SQL does not deal efficiently with time. Some SQL dialects offer time series enhancements to the language; MySQL does not.
And, querying time series data for aggregate statistics gets complicated very quickly.
It gets a bit simpler with a calendar table that has a row for every possible datetime value. For our example, assume a granularity of one hour and a query period of one day.
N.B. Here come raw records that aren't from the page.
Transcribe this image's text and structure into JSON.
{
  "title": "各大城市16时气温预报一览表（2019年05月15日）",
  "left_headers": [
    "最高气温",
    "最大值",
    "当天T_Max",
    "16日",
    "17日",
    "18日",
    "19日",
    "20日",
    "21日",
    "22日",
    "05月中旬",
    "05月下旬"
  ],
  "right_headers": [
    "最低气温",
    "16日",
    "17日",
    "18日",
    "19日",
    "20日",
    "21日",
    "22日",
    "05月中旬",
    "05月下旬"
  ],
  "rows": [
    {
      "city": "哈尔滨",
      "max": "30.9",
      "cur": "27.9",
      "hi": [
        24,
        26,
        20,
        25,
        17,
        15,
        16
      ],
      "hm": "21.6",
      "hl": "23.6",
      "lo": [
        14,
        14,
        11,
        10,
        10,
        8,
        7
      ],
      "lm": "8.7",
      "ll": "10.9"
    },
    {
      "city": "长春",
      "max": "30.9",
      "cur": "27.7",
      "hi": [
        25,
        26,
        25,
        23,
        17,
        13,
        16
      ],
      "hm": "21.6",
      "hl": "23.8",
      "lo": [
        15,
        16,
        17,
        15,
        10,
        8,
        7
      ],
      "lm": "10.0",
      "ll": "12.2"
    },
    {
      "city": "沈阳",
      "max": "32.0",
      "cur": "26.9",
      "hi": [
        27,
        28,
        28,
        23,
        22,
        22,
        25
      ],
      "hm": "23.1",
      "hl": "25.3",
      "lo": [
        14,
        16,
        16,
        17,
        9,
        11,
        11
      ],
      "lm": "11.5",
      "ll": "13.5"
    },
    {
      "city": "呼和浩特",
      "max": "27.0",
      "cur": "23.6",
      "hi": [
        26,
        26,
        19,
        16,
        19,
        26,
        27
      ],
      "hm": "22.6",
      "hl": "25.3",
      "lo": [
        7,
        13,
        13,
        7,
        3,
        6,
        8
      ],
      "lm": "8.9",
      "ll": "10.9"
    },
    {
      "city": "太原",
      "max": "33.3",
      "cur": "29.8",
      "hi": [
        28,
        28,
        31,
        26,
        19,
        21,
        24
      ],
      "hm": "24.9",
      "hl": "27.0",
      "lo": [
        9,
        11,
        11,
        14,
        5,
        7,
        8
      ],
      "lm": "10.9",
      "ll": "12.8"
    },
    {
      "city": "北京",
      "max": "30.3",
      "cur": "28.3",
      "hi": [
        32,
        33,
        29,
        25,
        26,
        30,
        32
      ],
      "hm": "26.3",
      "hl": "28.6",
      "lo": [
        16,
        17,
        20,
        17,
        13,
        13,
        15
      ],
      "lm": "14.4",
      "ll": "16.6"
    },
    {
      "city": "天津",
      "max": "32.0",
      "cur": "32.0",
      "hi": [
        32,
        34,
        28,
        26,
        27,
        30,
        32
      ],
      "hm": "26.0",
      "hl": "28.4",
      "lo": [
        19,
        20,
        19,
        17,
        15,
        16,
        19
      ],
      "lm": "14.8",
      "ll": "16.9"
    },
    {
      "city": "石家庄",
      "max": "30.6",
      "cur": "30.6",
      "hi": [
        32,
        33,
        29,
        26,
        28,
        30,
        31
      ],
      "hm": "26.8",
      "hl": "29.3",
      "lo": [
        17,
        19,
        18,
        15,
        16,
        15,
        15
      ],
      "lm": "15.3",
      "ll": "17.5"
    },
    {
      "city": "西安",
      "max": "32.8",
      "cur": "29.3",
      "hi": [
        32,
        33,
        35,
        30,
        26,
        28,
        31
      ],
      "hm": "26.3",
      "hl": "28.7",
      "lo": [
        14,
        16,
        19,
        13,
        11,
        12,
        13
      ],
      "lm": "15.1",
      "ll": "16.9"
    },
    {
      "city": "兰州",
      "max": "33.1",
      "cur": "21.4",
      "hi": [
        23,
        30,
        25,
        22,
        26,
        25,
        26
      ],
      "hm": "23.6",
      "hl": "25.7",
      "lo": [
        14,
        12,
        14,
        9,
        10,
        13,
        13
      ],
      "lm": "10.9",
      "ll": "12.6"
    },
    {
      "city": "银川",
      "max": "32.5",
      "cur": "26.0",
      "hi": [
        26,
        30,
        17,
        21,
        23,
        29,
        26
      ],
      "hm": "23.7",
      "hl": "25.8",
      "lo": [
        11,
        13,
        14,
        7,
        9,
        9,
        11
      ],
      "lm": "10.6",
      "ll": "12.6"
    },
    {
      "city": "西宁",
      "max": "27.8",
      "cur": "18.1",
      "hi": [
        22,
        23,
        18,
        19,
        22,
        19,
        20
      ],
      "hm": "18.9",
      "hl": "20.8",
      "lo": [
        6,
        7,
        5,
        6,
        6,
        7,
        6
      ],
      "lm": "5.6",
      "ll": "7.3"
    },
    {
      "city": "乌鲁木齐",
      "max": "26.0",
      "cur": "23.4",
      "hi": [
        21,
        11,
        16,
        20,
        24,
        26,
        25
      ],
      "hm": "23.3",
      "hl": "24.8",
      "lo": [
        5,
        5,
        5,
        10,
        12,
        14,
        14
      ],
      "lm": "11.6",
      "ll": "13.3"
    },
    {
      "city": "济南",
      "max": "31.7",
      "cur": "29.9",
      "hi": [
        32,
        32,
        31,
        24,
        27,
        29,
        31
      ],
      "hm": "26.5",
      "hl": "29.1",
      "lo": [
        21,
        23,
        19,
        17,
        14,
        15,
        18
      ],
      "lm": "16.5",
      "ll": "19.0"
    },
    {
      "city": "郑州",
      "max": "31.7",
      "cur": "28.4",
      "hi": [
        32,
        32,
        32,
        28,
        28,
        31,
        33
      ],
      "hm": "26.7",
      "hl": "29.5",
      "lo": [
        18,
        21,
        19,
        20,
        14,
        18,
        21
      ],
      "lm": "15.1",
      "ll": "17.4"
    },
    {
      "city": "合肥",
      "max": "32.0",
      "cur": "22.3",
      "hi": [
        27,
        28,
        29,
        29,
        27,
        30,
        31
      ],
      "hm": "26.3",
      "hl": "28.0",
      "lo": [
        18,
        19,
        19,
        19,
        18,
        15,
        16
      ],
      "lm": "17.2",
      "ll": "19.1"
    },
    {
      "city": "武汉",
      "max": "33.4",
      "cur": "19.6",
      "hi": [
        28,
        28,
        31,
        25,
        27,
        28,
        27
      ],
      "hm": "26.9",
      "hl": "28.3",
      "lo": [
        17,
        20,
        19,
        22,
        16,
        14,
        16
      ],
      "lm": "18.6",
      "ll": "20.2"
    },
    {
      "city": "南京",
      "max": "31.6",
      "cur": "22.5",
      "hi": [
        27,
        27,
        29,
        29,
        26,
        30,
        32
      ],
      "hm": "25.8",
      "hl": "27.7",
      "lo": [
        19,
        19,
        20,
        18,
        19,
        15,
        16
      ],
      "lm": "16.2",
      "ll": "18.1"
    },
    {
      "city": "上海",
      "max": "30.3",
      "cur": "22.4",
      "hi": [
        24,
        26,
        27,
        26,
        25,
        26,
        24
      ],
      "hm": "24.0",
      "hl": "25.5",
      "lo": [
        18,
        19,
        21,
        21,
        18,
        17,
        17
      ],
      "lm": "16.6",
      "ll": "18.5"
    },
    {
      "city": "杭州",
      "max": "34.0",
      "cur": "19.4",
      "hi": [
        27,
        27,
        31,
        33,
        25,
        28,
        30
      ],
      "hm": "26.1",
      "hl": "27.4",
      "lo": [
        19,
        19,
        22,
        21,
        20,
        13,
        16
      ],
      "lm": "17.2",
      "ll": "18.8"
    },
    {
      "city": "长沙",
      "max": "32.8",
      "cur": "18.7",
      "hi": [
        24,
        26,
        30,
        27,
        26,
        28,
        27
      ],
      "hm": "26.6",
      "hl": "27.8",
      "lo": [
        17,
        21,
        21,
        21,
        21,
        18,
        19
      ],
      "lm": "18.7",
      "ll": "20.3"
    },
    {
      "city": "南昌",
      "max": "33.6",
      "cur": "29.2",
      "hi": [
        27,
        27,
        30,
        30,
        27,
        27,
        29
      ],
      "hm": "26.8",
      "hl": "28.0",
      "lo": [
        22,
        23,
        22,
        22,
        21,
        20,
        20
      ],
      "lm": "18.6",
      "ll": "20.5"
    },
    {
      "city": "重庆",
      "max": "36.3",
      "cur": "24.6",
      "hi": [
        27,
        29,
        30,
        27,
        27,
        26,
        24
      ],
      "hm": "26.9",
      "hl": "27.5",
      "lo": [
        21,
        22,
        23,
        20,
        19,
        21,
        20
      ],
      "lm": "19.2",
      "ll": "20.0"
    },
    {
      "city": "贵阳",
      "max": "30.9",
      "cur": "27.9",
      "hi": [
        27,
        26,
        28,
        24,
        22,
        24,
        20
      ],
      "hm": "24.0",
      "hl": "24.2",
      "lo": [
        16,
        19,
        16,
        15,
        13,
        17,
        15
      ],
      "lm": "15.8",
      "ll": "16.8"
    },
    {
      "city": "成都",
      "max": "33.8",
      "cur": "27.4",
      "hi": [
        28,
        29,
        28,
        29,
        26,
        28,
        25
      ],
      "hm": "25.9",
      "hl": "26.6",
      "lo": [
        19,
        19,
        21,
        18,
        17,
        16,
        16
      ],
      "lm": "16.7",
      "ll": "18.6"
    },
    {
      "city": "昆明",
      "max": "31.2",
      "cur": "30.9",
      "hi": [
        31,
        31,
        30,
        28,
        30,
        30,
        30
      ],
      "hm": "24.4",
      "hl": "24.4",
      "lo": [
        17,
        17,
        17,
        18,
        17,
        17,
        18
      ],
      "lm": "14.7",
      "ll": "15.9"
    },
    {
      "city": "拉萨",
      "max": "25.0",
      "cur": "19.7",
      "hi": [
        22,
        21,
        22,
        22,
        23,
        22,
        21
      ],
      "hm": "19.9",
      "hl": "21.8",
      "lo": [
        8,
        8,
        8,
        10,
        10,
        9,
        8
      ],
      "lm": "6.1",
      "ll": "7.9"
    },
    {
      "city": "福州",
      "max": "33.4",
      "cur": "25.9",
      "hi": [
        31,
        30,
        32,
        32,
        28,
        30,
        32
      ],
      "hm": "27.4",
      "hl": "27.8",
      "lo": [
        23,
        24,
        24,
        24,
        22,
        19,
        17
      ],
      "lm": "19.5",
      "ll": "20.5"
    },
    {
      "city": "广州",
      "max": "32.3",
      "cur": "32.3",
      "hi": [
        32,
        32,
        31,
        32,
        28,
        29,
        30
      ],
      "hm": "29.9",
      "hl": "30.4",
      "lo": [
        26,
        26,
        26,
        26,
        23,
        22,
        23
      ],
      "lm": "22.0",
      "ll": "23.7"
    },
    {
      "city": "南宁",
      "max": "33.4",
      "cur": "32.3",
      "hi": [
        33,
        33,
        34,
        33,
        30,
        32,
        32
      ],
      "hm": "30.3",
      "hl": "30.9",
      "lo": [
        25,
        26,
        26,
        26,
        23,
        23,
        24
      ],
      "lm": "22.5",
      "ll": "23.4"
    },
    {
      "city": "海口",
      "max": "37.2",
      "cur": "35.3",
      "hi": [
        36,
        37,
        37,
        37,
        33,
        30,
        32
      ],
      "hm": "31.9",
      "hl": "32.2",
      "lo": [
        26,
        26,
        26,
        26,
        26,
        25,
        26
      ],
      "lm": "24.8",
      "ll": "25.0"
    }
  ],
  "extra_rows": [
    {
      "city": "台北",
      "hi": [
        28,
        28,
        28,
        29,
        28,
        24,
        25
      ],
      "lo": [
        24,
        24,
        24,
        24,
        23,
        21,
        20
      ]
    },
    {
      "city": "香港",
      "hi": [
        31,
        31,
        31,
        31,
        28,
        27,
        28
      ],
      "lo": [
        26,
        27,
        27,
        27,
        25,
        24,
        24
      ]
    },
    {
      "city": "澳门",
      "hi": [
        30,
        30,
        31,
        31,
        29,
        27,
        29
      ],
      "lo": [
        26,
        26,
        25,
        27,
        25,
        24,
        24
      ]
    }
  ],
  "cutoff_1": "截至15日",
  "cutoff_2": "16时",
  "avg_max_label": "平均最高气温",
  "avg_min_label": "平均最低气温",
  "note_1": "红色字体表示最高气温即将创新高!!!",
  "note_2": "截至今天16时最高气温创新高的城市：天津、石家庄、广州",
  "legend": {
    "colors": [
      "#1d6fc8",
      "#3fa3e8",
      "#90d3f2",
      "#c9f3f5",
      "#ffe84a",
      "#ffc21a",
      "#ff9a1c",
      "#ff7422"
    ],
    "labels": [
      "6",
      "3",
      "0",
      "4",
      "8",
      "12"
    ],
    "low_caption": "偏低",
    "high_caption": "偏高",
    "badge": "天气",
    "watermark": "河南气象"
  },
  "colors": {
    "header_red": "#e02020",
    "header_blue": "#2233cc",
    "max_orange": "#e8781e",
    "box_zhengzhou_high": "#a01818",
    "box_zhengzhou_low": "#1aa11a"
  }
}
Naturally a real system would require a range of dates and perhaps a finer time granularity:
create table cal(id int,dt datetime);
insert into cal values(1,'2007-1-1 01:00:00');
insert into cal values(2,'2007-1-1 02:00:00');
insert into cal values(3,'2007-1-1 03:00:00');
insert into cal values(4,'2007-1-1 04:00:00');
insert into cal values(5,'2007-1-1 05:00:00');
insert into cal values(6,'2007-1-1 06:00:00');
insert into cal values(7,'2007-1-1 07:00:00');
insert into cal values(8,'2007-1-1 08:00:00');
insert into cal values(9,'2007-1-1 09:00:00');
insert into cal values(10,'2007-1-1 10:00:00');
insert into cal values(11,'2007-1-1 11:00:00');
insert into cal values(12,'2007-1-1 12:00:00');
insert into cal values(13,'2007-1-1 13:00:00');
insert into cal values(14,'2007-1-1 14:00:00');
insert into cal values(15,'2007-1-1 15:00:00');
insert into cal values(16,'2007-1-1 16:00:00');
insert into cal values(17,'2007-1-1 17:00:00');
insert into cal values(18,'2007-1-1 18:00:00');
insert into cal values(19,'2007-1-1 19:00:00');
insert into cal values(20,'2007-1-1 20:00:00');
insert into cal values(21,'2007-1-1 21:00:00');
insert into cal values(22,'2007-1-1 22:00:00');
insert into cal values(23,'2007-1-1 23:00:00');
insert into cal values(24,'2007-1-1 24:00:00');
To accumulate the maximum attendance sum, collect target values for defined periods in an inner query, and sum them from the outer query:
SELECT SUM( att )
FROM (
SELECT
t.start AS PeriodStart,
t.end AS PeriodEnd,
MIN(cal.dt) + INTERVAL 1 HOUR AS CountBegin,
MAX(cal.dt) AS CountEnd,
t.att
FROM t
JOIN cal ON cal.dt >= t.start AND cal.dt < t.end
GROUP BY PeriodStart, PeriodEnd
HAVING CountBegin < '2007-01-01 17:00:00' AND CountEnd > '2007-01-01 11:00:00'
) AS periods;
+------------+
| SUM( att ) |
+------------+
| 45 |
+------------+
If the data is more complicated, eg if we also need to track exits, the period logic needs refinement but the principle remains the same.